Stuttgart/Nürnberg

Kultur des Hinschauens

Diskussion: Vorstandsvorsitzender der Gemeinden in Baden, Rami Suliman, Landesminister Thomas Strobl, Gemeindesprecherin BarbaraTraub und der Landes­beauftragter gegen Antisemitismus, Michael Blume Foto: Brigitte Jähnigen

Wehret jeglichen Anfängen!» Wann immer eine Familie in Württemberg und Baden antisemitische Angriffe erleiden sollte, wird sich die Regierung «um jeden einzelnen Fall kümmern». Das versprach Landesinnenminister Thomas Strobl (CDU) in der vergangenen Woche bei einem Gespräch in der Israelitischen Religionsgemeinschaft Württembergs (IRGW). Am Vormittag hatte Strobl gemeinsam mit der Präsidentin des Landesamtes, Beate Bube, den aktuellen Verfassungsschutzbericht vorgelegt.

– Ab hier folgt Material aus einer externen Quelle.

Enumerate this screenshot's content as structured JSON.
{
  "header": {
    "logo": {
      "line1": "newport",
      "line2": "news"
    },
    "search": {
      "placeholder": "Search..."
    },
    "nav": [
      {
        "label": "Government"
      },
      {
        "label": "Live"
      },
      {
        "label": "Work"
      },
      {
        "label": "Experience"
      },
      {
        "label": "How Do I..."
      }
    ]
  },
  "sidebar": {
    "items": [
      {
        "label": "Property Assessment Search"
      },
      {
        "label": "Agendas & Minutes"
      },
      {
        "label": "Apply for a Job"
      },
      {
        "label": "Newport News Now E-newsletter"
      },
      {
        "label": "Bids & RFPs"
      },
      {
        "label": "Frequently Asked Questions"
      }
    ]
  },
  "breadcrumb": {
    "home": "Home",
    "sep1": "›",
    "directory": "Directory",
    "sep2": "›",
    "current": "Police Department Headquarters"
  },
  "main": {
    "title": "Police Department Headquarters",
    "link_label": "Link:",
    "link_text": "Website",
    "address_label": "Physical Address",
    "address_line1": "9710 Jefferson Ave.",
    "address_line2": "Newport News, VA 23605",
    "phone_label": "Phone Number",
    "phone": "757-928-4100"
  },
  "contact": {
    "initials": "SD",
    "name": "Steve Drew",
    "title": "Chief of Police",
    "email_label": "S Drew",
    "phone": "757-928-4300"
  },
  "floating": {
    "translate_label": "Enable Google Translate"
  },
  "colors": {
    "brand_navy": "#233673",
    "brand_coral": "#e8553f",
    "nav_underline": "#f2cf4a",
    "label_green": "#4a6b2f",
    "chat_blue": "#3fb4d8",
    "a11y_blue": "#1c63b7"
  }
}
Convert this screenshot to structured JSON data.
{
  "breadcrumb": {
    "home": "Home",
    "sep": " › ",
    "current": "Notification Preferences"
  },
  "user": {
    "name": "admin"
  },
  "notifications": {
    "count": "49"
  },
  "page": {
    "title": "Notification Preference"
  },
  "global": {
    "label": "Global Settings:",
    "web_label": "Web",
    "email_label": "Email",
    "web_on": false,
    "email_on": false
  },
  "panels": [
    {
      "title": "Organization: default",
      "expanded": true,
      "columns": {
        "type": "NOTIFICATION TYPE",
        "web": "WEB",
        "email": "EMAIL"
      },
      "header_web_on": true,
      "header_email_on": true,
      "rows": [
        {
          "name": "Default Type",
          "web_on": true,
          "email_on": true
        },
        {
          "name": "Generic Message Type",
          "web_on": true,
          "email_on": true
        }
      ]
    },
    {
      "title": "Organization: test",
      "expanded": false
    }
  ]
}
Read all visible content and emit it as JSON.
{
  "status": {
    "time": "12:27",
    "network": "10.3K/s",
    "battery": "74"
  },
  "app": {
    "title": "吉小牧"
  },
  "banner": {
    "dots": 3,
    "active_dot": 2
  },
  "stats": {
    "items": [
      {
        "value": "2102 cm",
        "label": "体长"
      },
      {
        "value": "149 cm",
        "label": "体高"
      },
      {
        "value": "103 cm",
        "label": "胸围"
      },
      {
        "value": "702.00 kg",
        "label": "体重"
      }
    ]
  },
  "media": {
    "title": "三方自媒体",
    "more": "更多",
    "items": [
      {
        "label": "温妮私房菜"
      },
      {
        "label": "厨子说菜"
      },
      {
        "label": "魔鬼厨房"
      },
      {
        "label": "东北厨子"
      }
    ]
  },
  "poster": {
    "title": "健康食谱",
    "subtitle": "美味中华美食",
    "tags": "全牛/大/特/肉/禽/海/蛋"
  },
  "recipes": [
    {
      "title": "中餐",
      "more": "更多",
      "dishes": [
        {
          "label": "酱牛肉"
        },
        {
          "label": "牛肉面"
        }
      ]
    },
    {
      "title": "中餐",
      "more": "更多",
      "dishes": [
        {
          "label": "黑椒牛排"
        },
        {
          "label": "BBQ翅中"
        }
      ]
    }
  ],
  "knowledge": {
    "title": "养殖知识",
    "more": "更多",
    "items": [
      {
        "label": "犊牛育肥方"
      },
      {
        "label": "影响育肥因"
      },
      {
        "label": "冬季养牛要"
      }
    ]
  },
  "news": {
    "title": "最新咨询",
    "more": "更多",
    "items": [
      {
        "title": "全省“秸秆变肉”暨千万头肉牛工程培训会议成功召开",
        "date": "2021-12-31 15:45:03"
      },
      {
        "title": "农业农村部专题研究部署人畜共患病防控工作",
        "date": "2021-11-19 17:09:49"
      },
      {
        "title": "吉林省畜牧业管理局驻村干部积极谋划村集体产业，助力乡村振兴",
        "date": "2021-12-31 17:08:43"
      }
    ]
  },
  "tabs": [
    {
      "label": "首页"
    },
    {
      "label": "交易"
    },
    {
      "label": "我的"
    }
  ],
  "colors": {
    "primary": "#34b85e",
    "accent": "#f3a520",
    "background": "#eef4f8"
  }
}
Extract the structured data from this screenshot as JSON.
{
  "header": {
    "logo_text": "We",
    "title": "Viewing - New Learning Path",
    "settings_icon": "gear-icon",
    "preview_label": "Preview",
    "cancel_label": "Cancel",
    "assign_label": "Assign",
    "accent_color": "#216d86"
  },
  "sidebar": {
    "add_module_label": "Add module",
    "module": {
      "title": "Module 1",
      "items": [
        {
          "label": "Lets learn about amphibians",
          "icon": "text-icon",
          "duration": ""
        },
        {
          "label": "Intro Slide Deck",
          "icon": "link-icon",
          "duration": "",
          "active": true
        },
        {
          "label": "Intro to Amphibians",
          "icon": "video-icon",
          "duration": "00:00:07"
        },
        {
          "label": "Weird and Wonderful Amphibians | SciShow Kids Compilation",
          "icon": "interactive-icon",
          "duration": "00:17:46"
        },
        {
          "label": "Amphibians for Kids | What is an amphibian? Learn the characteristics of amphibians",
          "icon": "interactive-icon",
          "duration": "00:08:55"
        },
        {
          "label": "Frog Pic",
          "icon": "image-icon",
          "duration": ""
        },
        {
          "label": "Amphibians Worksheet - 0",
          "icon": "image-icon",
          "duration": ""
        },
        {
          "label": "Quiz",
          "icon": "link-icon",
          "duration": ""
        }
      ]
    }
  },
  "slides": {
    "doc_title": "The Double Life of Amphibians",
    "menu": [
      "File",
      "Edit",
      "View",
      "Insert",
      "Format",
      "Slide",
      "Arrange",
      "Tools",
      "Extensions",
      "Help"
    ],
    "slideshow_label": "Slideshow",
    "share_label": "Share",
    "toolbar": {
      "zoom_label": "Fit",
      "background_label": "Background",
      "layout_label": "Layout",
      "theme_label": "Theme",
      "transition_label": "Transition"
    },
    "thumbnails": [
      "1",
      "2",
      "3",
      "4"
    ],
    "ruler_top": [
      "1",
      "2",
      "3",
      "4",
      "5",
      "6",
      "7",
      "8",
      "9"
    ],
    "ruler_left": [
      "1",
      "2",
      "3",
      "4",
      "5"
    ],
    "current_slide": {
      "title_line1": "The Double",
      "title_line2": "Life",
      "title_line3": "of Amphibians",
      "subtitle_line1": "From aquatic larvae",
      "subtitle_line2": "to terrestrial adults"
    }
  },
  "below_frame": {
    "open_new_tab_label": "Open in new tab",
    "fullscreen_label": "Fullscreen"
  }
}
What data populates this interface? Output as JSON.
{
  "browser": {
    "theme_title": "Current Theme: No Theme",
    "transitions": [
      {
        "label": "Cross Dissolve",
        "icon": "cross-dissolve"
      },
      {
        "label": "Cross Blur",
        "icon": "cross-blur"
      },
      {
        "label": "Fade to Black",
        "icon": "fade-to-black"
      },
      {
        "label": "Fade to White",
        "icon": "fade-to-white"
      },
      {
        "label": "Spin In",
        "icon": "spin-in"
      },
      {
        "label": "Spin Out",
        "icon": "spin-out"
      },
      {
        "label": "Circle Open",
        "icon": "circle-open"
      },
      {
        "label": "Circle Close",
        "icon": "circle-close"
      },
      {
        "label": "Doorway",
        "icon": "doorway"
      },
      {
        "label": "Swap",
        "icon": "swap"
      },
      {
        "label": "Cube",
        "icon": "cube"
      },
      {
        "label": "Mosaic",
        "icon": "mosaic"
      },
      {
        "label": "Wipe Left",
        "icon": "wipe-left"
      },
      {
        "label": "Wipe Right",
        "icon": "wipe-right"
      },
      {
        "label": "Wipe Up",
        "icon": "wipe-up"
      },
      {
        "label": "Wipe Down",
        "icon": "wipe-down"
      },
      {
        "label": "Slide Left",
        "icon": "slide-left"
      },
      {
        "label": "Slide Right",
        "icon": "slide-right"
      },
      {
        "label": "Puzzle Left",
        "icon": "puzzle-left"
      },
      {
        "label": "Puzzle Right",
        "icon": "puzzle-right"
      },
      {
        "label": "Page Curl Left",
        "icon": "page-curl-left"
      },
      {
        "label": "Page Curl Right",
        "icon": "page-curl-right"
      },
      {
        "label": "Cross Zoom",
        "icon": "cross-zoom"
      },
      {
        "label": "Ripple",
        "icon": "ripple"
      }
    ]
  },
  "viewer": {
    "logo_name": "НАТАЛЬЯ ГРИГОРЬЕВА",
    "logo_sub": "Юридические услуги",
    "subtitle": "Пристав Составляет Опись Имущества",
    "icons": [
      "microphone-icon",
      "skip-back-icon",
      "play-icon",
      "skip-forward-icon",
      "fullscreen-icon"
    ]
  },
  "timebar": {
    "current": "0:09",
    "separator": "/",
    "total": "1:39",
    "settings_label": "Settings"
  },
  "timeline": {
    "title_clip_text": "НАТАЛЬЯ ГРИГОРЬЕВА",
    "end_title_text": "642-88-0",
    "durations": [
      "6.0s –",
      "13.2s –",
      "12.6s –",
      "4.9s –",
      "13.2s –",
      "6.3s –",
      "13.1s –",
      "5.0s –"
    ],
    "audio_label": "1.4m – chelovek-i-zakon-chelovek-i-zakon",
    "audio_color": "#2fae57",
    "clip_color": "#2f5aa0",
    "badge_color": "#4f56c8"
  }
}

«Reichsbürger» Die Gefahr islamistischer Terroranschläge in Baden-Württemberg war im Jahr 2017 hoch. Im Visier der Verfassungsschützer standen vor allem Extremisten von rechts und links, «Reichsbürger» und ausländische Geheimdienste.
Eine all­gemeine antisemitische Bedrohung wie in anderen Bundesländern sieht Strobl in Baden-Württemberg jedoch nicht.

Dass Kinder wegen ihres Jüdischseins gelegentlich Probleme in der Schule haben, berichtete Michael Blume, Landes­beauftragter gegen Antisemitismus. Über­einstimmend mit der IRGW-Vorstandsvorsitzenden Barbara Traub sagte er: «Jüdische Kinder wollten nicht mehr zum Religionsunterricht gehen, wenn der in ihrer Schule abgehalten wird, weil sie sich dadurch als Jude geoutet hätten.» Als Jude erkannt zu werden, habe ihnen Angst gemacht. Ursache dafür sei auch das Internet, die schnelle Verbreitung von Nachrichten, sagte Blume. Doch seien Lehrer und Eltern heute offener, was andere Religionen betreffe.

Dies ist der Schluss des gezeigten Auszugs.